Ao contrário do que aconteceu em Espírito Santo do Turvo - onde o prefeito baseou seu programa de governo fortemente em ações de atendimento às expectativas da população avaliadas na pesquisa inicial, e foi reeleito - em Vera Cruz há um novo prefeito, de outro partido político, a partir de 2001. O novo prefeito alegou não ter conhecimento do projeto da USP em Vera Cruz, nem ter recebido, da administração anterior, os resultados e produtos do projeto, na forma de relatórios e mapas, entregues ao executivo municipal então em exercício. "O pessoal foi embora e levou tudo... só deixaram gavetas vazias" (prefeito atual).

Já os novos secretários municipais responderam ter ouvido falar do projeto em aspectos específicos.

"Teve levantamento de solos que está na Casa da Lavoura" (secretário de agricultura e meio ambiente).

"Teve trabalho com as escolas, com a Escola Agrícola e com a saúde... não sei detalhes, mas na Secretaria de Saúde tem cópia de um relatório" (secretária de saúde).

"Trabalhava com crianças carentes, com agricultores e proprietários agrícolas" (coordenadora da cultura).

Por outro lado, os entrevistados vinculados ao sistema educacional demonstraram bom conhecimento do projeto e das ações desenvolvidas junto aos professores e alunos.

Dos doze entrevistados, sete não consideraram haver resultados do projeto, enquanto cinco indicaram, como resultado, maior conscientização das pessoas para questões ambientais, em especial dos agricultores; melhorias no aterro de lixo; o conhecimento do que está acontecendo no município em termos de meio ambiente; o ensino sobre questões ambientais nas escolas; coleta seletiva de lixo na escola; formação de uma associação de produtores rurais da micro-bacia do Ribeirão Água F; convênios da Prefeitura com o Estado e a União para melhorias na área de saneamento básico (água, esgoto e resíduos sólidos).

Em resposta à questão sobre o que não mudou, seis não responderam; um disse que nada mudou; e os cinco restantes indicaram aspectos que não haviam sido modificados: a coleta de lixo, que continua com caminhões basculantes e derramando lixo nas estradas, e o destino do lixo.

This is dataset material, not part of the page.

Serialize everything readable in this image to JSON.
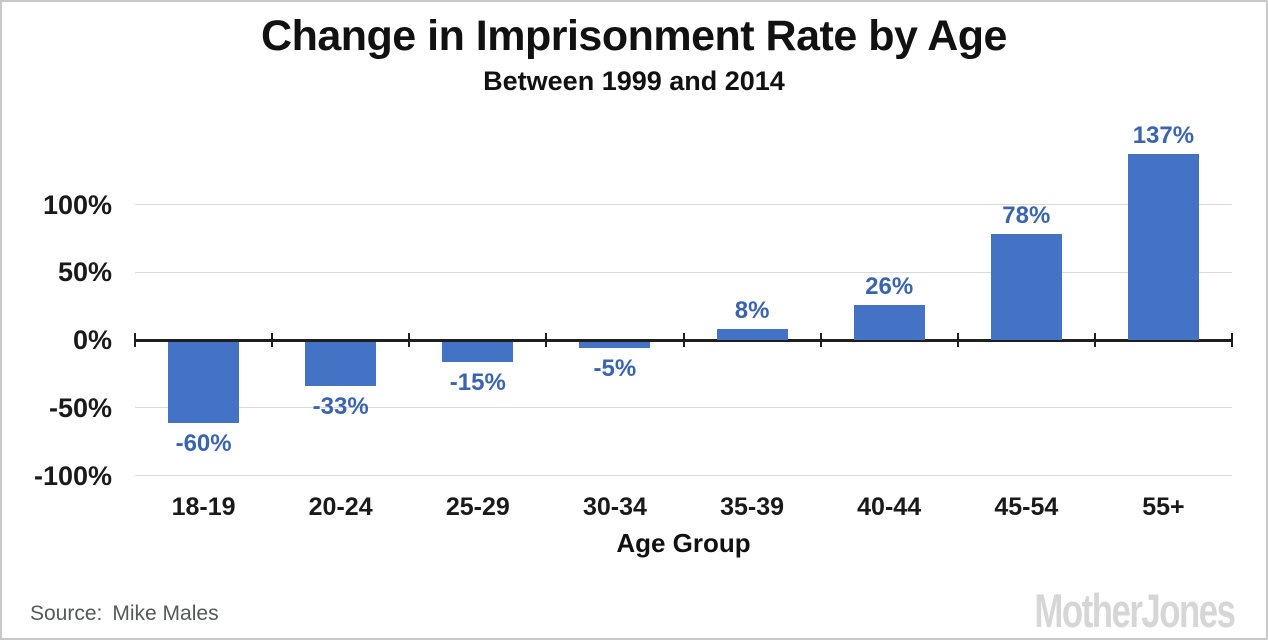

Fora o tema lixo, só uma pessoa levantou o fato de que a educação é um processo que tem que ser alimentado. Referindo-se à instituição escolar, esse entrevistado acrescentou que os alunos que receberam educação ambiental, saíram da escola; entretanto o programa deveria continuar com os professores que ficaram.

Com relação às mudanças no trabalho da prefeitura, foram relatadas: melhorias no sistema de coleta de esgotos, apesar das deficiências ainda existentes; mutirões de limpeza na cidade, como forma de combate à dengue; melhorias no aterro de lixo; construção de um centro de triagem de lixo para reciclagem, que não foi colocado em operação; melhorias na qualidade da água de abastecimento; plantio de árvores nas escolas.

Nove, dentre os doze entrevistados, consideraram que a população está mais preocupada hoje com relação ao meio ambiente. Essa maior preocupação evidencia-se no trabalho nas escolas, na maior preservação das matas, na melhor limpeza da cidade pela prefeitura, em maior plantio de árvores (sobretudo nas margens do rio das Garças), nas reclamações e exigências que a população faz.

Seis pessoas, dentre os entrevistados, haviam participado de reuniões do projeto no município e se lembravam dos temas tratados: relatório sobre a fauna e a flora, apresentação de resultados do projeto, preparação de mutirão de limpeza de córrego, árvores e meio ambiente e qualidade das águas.

Cinco entrevistados haviam participado de variadas atividades de campo do projeto: visita ao lixão e ao rio das Garças, implantação de horta na escola, mutirão de limpeza do córrego, organização do mutirão de limpeza, levantamento dos solos e pesquisa sobre a flora. Essas atividades envolveram alunos das escolas municipais ou da Escola Agrícola; além disso, o mutirão de limpeza do córrego envolveu produtores rurais.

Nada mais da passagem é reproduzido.